Bishop of Paris
Saint Germanus, the glory of the Church of France in the sixth century, was born in the territory of Autun, a city in south central France, about the year 496. In his youth he was conspicuous for his fervor. After being ordained priest, he was made abbot of Saint Symphorian’s monastery, built near the walls of the city; he was favored at that time with the gifts of miracles and prophecy. It was his custom to pray for the greater part of the night in the church, while his monks slept. He bestowed on the poor of the region all that he could of the monastery’s resources in provisions, and provoked at times the indignation of the religious, who at one time had him arrested and imprisoned by means of their defamation. He had scarcely been placed in a cell, when the doors opened of themselves, and the bishop, being informed of it, recognized his sanctity and treated him with great respect.
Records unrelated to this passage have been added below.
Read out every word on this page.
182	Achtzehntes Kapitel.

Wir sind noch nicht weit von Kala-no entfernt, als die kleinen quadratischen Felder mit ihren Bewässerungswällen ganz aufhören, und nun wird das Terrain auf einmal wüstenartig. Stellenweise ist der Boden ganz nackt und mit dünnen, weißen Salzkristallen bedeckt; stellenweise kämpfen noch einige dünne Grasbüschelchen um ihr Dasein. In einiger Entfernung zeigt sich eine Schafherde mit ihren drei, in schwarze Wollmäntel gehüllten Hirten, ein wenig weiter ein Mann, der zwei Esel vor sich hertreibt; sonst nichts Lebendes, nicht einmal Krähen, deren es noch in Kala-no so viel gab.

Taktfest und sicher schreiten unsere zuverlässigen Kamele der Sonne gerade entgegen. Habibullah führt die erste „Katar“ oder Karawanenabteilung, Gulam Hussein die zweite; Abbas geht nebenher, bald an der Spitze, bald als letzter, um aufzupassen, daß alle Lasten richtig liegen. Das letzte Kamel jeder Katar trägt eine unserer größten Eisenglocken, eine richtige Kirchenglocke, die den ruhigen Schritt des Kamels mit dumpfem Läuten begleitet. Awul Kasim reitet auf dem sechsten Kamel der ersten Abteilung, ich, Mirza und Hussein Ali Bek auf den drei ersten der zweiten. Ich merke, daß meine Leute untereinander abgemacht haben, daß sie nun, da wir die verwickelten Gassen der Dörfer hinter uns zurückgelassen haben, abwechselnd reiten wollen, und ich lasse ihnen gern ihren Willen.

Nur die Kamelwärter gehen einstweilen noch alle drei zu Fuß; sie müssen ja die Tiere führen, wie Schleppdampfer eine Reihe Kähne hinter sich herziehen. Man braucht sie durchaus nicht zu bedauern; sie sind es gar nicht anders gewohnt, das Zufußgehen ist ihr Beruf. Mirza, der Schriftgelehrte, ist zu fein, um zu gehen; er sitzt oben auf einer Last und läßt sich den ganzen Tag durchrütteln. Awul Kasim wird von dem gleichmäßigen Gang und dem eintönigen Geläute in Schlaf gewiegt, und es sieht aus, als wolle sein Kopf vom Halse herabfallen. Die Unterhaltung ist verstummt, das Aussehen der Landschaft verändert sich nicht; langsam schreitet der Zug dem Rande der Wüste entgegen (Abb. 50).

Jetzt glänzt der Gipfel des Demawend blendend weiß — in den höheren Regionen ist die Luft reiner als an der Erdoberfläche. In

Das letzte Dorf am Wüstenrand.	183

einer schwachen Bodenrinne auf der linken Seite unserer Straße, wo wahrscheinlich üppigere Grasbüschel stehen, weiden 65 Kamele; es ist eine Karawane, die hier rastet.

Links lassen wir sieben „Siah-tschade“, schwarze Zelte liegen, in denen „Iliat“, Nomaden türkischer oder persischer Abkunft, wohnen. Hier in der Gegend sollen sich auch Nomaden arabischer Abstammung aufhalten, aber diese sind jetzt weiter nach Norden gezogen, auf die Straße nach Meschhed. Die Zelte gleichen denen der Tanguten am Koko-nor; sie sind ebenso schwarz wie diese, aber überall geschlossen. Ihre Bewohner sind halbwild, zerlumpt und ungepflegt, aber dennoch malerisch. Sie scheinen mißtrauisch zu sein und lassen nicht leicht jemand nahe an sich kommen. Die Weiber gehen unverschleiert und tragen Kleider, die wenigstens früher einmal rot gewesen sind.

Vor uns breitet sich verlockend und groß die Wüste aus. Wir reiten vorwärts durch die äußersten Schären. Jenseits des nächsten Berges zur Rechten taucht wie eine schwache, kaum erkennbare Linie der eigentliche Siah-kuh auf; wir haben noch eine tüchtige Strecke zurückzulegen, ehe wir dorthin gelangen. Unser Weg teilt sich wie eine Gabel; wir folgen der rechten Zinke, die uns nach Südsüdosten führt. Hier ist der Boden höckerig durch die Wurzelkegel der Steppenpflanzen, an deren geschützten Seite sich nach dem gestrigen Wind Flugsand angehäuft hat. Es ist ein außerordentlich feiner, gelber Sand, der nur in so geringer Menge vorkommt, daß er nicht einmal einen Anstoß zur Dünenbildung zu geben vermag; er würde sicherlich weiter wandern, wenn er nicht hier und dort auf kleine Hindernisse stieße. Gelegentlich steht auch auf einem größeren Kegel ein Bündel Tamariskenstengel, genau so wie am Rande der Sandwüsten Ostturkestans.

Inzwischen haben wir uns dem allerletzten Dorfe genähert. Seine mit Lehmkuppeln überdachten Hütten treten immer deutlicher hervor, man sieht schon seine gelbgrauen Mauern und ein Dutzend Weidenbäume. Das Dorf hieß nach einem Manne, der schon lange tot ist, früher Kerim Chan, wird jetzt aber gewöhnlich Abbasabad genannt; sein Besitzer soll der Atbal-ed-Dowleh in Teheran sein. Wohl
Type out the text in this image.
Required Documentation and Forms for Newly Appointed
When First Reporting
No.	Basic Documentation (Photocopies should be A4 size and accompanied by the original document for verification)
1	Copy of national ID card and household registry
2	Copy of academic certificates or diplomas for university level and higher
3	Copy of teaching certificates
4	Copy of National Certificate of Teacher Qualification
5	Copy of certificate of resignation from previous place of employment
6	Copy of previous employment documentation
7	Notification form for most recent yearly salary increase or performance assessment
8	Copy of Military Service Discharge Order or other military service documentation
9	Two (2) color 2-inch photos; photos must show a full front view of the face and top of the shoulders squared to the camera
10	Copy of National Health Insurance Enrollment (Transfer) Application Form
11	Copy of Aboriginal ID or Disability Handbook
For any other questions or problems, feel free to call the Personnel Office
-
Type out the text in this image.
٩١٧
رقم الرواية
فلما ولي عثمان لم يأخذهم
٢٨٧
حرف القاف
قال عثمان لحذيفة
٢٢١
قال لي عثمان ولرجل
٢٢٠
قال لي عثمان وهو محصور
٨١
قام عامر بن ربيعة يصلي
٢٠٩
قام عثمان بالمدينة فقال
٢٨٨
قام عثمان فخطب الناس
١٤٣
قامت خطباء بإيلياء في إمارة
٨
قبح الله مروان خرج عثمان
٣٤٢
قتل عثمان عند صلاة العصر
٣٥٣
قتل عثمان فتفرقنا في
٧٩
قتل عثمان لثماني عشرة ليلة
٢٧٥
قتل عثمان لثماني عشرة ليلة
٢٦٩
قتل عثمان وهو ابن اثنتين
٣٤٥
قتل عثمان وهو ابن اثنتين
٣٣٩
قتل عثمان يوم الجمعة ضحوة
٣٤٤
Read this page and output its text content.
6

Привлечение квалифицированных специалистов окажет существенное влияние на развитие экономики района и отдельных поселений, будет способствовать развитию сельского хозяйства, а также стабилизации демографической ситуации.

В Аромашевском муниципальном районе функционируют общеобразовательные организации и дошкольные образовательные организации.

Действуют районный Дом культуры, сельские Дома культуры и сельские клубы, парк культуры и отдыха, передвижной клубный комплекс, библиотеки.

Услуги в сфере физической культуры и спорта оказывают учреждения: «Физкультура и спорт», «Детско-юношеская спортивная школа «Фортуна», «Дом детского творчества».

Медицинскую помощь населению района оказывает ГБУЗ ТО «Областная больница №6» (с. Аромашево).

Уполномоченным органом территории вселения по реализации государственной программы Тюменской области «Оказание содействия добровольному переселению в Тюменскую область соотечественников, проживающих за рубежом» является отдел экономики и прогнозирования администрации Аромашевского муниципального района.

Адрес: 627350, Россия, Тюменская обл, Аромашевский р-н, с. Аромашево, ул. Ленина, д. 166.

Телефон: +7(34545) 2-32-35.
One night, in a dream, he thought a venerable old man presented him with the keys of the city of Paris, and said to him that God committed to his care the inhabitants of that city, that he might save them from perishing. Four years after this divine admonition, in 554, happening to be at Paris when that see became vacant by the death of the bishop Eusebius, he was raised to the episcopal chair, though he endeavored by many tears to decline the charge.
His promotion made no alteration in his mode of life. The same simplicity and frugality appeared in his dress, table, and furniture. His house was perpetually crowded with the poor and the afflicted, and he always had many beggars at his own table. He had edifying books read during the meals, that their souls and his own might be nourished. God gave to his sermons a wonderful influence over the minds of all ranks of people; so that the face of the whole city was in a very short time entirely changed.
King Childebert of the Francs, who until then had been an ambitious, worldly prince, was converted by the sweetness and the powerful discourses of the Saint. He founded many religious institutions and sent large sums of money to the good bishop, to be distributed among the indigent. When Saint Germanus learned that some poor folk, inhabitants of a village he was passing through one day, had been imprisoned by their lord for non-payment of debts, he went to pray and shed tears, face to the ground, at the gate of the subterranean jail where the unfortunate victims were lamenting. The overlord refused to open its doors, but an Angel came down and did so, and the entire crowd, scarcely believing in their good fortune, came as one person, to kneel in gratitude before their benefactor. At that point the overlord gave them full amnesty and canceled their debts. Demons fled from the bishop’s presence, as they had before Our Lord, his Master, asking to be allowed to remain in the forest on the mountains.
In his old age Saint Germanus lost nothing of the zeal and activity with which he had filled the great duties of his station in the vigor of his age. Nor did the weakness to which his corporal austerities had reduced him make him alter anything in the mortifications of his penitential life, which redoubled in celestial ardor as he approached more closely the end of his course. By his zeal, the remains of idolatry were extirpated in France. The Saint continued his labors for the conversion of sinners, the deliverance of prisoners, and the relief of the poor, until he was called to receive his reward at the age of eighty, on the 28th of May, 576.
Les Petits Bollandistes: Vies des Saints, by Msgr. Paul Guérin (Bloud et Barral: Paris, 1882), Vol. 6; Little Pictorial Lives of the Saints, a compilation based on Butler’s Lives of the Saints and other sources by John Gilmary Shea (Benziger Brothers: New York, 1894).